Outpatient Facility Coding Alert

Reader Question:

Patient's Consciousness Determines Your EEG Coding Choices

Question: An established patient with history of frequent headaches reports to the office for an electroencephalogram (EEG). The provider notes state that the provider performed an EEG while the patient was awake, and then continued recording after the patient was asleep. How do I code this scenario?

Maryland Subscriber

Answer: If the patient was awake initially and then asleep later during EEG recording, you may report 95819 (Electroencephalogram [EEG]; including recording awake and asleep). The physician uses this EEG to compare activity in the patient’s waking and sleeping patterns.

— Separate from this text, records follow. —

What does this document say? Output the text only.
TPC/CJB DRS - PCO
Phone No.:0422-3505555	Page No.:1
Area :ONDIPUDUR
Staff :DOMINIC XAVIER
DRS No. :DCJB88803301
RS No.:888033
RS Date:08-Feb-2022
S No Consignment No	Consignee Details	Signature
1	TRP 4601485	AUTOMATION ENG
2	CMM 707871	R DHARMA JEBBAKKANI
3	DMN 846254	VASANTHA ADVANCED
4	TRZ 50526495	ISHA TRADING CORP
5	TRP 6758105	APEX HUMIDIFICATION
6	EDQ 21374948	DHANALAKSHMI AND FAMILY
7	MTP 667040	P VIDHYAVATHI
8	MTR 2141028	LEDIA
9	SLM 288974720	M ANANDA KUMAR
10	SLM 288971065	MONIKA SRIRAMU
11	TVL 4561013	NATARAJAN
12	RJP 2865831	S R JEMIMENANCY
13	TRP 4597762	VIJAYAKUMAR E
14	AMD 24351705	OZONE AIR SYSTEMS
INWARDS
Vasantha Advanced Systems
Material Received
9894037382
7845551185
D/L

That’s not the only EEG your physician might perform, however. These codes also represent EEGs the physician might perform, depending on the patient’s needs:

  • 95812,  Electroencephalogram (EEG) extended monitoring; 41-60 minutes
  • 95813, … greater than 1 hour
  • 95816, Electroencephalogram (EEG); including recording awake and drowsy
  • 95822, … recording in coma or sleep only
  • 95824, … cerebral death evaluation only
  • 95827, … all night recording.

Tips: Per CPT®, when the physician uses hyperventilation or photic stimulation during performance of 95812-95822, it is bundled into the procedure code and not separately reportable. Further, there are no time parameters in the descriptors for 95816-95822. CPT® reports, however, that “Routine EEG codes 95816-95822 include 20 to 40 minutes of recording.”